Scientists have mapped the human genome, and there are all kinds of exciting implications for disease prevention, diagnosis, and treatment. But that’s all too theoretical and impersonal for me to fully appreciate. I know what they would find if they mapped my genes – I’m obviously missing something on the X chromosome.
I hate shoe shopping. I kind of hate shoes, except that it hurts to walk on many surfaces without them, and they are required for most social outings. At work, I kick them off at every opportunity, then have to blindly foot-feel for them under my desk when I’m pulled away on some grammar emergency.
But I desperately need some new shoes, so this weekend I will make the dreaded excursion to the dreaded shoe emporium to get some dreaded shoes that make me look like a woman who cares about shoes. Because I’m practical enough to want comfortable, but vain enough to want pretty.

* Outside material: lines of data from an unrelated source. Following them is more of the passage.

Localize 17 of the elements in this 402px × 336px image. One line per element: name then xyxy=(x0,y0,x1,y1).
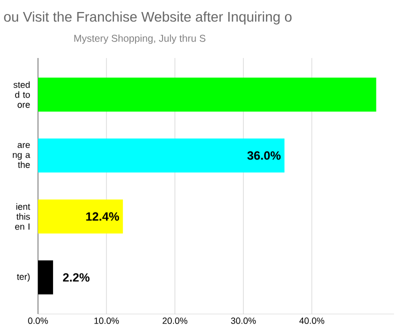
chart-subtitle: Mystery Shopping, July thru S xyxy=(74,34,206,44)
bar xyxy=(38,138,284,173)
x-tick-label: 20.0% xyxy=(162,318,188,324)
chart-title: ou Visit the Franchise Website after Inquiring o xyxy=(4,12,292,25)
y-tick-label: ter) xyxy=(16,273,30,282)
x-tick-label: 30.0% xyxy=(231,318,256,324)
x-tick-label: 0.0% xyxy=(28,318,48,324)
data-label: 36.0% xyxy=(247,151,281,160)
y-tick-label: are ng a the xyxy=(12,143,30,168)
data-label: 2.2% xyxy=(63,273,90,282)
y-tick-label: ient this en I xyxy=(15,203,30,230)
bar xyxy=(38,78,376,112)
data-label: 12.4% xyxy=(86,212,120,221)
x-tick-label: 10.0% xyxy=(94,318,119,324)
x-tick-label: 40.0% xyxy=(299,318,324,324)
bar xyxy=(38,199,123,234)
y-tick-label: sted d to ore xyxy=(14,81,30,108)
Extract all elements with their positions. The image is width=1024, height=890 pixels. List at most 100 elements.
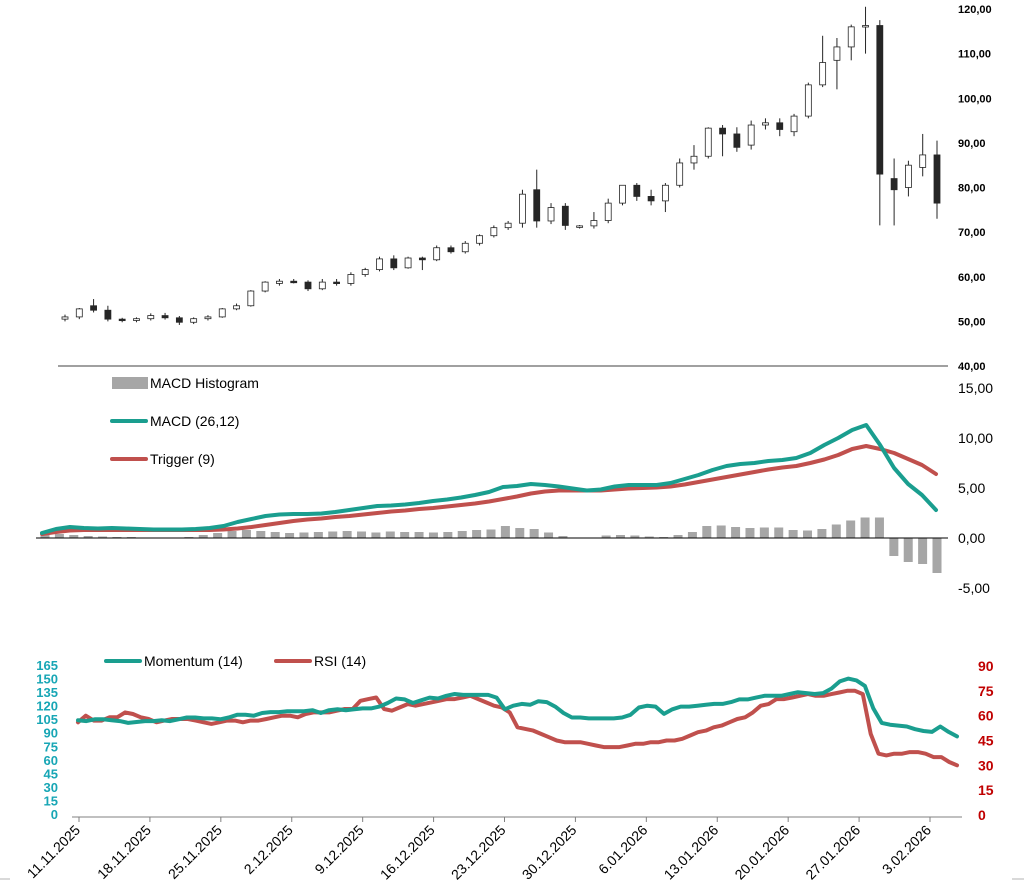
candle-body — [133, 318, 140, 321]
candle-body — [533, 189, 541, 222]
candle-body — [819, 62, 827, 86]
candle-body — [561, 205, 569, 226]
legend-swatch-histogram — [112, 377, 148, 389]
candle — [204, 315, 212, 321]
histogram-bar — [213, 533, 223, 538]
candle — [633, 183, 641, 201]
rsi-tick-label: 30 — [978, 757, 994, 773]
candle — [519, 189, 526, 228]
momentum-tick-label: 30 — [44, 780, 58, 795]
candle — [919, 133, 927, 177]
candle-body — [161, 315, 169, 319]
candle — [847, 24, 855, 61]
histogram-bar — [673, 535, 683, 538]
histogram-bar — [874, 517, 884, 538]
candle — [318, 278, 326, 291]
candle-body — [862, 25, 869, 28]
candle-body — [890, 178, 898, 191]
histogram-bar — [69, 535, 79, 538]
candle — [733, 127, 741, 152]
candle — [676, 158, 684, 188]
candle — [133, 317, 140, 323]
histogram-bar — [529, 529, 539, 538]
candle — [61, 314, 69, 322]
candle-body — [376, 258, 383, 271]
candle — [704, 127, 712, 159]
date-label: 23.12.2025 — [448, 822, 509, 883]
candle — [833, 38, 841, 90]
macd-tick-label: -5,00 — [958, 580, 990, 596]
candle-body — [104, 309, 112, 320]
candle-body — [847, 26, 855, 48]
histogram-bar — [644, 536, 654, 538]
histogram-bar — [299, 532, 309, 538]
candle — [876, 20, 884, 226]
candle-body — [447, 247, 455, 253]
candle — [361, 267, 369, 277]
momentum-tick-label: 60 — [44, 753, 58, 768]
macd-tick-label: 15,00 — [958, 380, 993, 396]
candle — [333, 278, 341, 286]
candle-body — [75, 308, 83, 318]
histogram-bar — [414, 532, 424, 538]
price-tick-label: 100,00 — [958, 93, 992, 105]
candle-body — [461, 242, 469, 253]
candle — [118, 317, 126, 323]
date-axis-labels: 11.11.2025 18.11.2025 25.11.2025 2.12.2025 9… — [24, 822, 935, 883]
date-label: 2.12.2025 — [241, 822, 297, 878]
candle — [933, 140, 941, 219]
macd-tick-label: 5,00 — [958, 480, 985, 496]
candle — [790, 113, 798, 137]
candle — [604, 198, 612, 224]
candle — [175, 316, 183, 325]
candle-body — [676, 162, 684, 186]
candle-body — [504, 222, 512, 229]
histogram-bar — [803, 530, 813, 538]
histogram-bar — [270, 532, 280, 538]
legend-label-trigger: Trigger (9) — [150, 451, 215, 467]
price-tick-label: 40,00 — [958, 361, 986, 373]
date-label: 9.12.2025 — [311, 822, 367, 878]
candle-body — [690, 155, 698, 164]
candle-body — [190, 318, 198, 323]
rsi-line — [76, 688, 959, 768]
candle-body — [519, 193, 526, 224]
histogram-bar — [500, 526, 510, 538]
date-label: 27.01.2026 — [802, 822, 863, 883]
histogram-bar — [774, 527, 784, 538]
rsi-tick-label: 60 — [978, 708, 994, 724]
histogram-bar — [831, 524, 841, 538]
candle — [590, 212, 598, 229]
candle-body — [747, 124, 755, 146]
candle-body — [733, 133, 741, 148]
histogram-bar — [241, 530, 251, 538]
legend-label-histogram: MACD Histogram — [150, 375, 259, 391]
candle — [461, 241, 469, 254]
date-label: 11.11.2025 — [24, 822, 84, 882]
candle — [576, 224, 584, 229]
candle — [261, 281, 269, 293]
histogram-bar — [788, 530, 798, 538]
candle-body — [790, 115, 798, 133]
rsi-tick-label: 90 — [978, 658, 994, 674]
rsi-tick-label: 75 — [978, 683, 994, 699]
rsi-tick-label: 15 — [978, 782, 994, 798]
candle — [447, 245, 455, 254]
histogram-bar — [932, 538, 942, 573]
histogram-bar — [400, 532, 410, 538]
macd-legend: MACD Histogram MACD (26,12) Trigger (9) — [110, 375, 259, 467]
legend-label-rsi: RSI (14) — [314, 653, 366, 669]
date-label: 6.01.2026 — [595, 822, 651, 878]
candle — [762, 118, 769, 130]
momentum-tick-label: 135 — [36, 685, 58, 700]
candle-body — [390, 258, 398, 269]
histogram-bar — [558, 536, 568, 538]
candle-body — [490, 227, 498, 237]
candle-body — [661, 184, 669, 202]
macd-tick-label: 0,00 — [958, 530, 985, 546]
candle — [347, 272, 355, 286]
candle — [418, 256, 426, 271]
candle-body — [476, 235, 483, 244]
price-axis: 40,00 50,00 60,00 70,00 80,00 90,00 100,00 110,… — [958, 4, 992, 373]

I enjoyed Sex and the City, but it was often an anthropological lesson for me. I’d never heard of Jimmy Choos or Manolo Blahniks before that show introduced me to the high-end world of shoe fetishism. Sure, I have friends who love shoes, who can shop for them until long after I’m cowering under coat racks. But they now know better than to bring me along or regale me with stories of their shoe conquests. My lack of stamina for the hunt, or my blank stare when they brag about their latest trophy, is apparently not very gratifying.
A friend of mine once asked her boyfriend if he liked her new, wildly patterned shoes. He answered, incredibly tactfully for him (she had him well-trained), that he liked some of her other shoes better. This resulted in a relationship crisis that I’m not sure has been completely resolved, years later. I tried really hard to be sympathetic to her when she told me of the appalling shallowness of his love for her, but all I could think was, why ask if you didn’t really want to know? Why train him to lie to you?
Of course I’m not alone. Not all women are obsessed with shoes. Not all women ask questions like “do these shoes make me look fat?” Women might be from Venus, but there’s more than one continent on the planet. Generalizations are good for, well, generalizing, but they don’t offer much help at all when dealing with specific individuals. So they mapped the genome … when will they get to mine?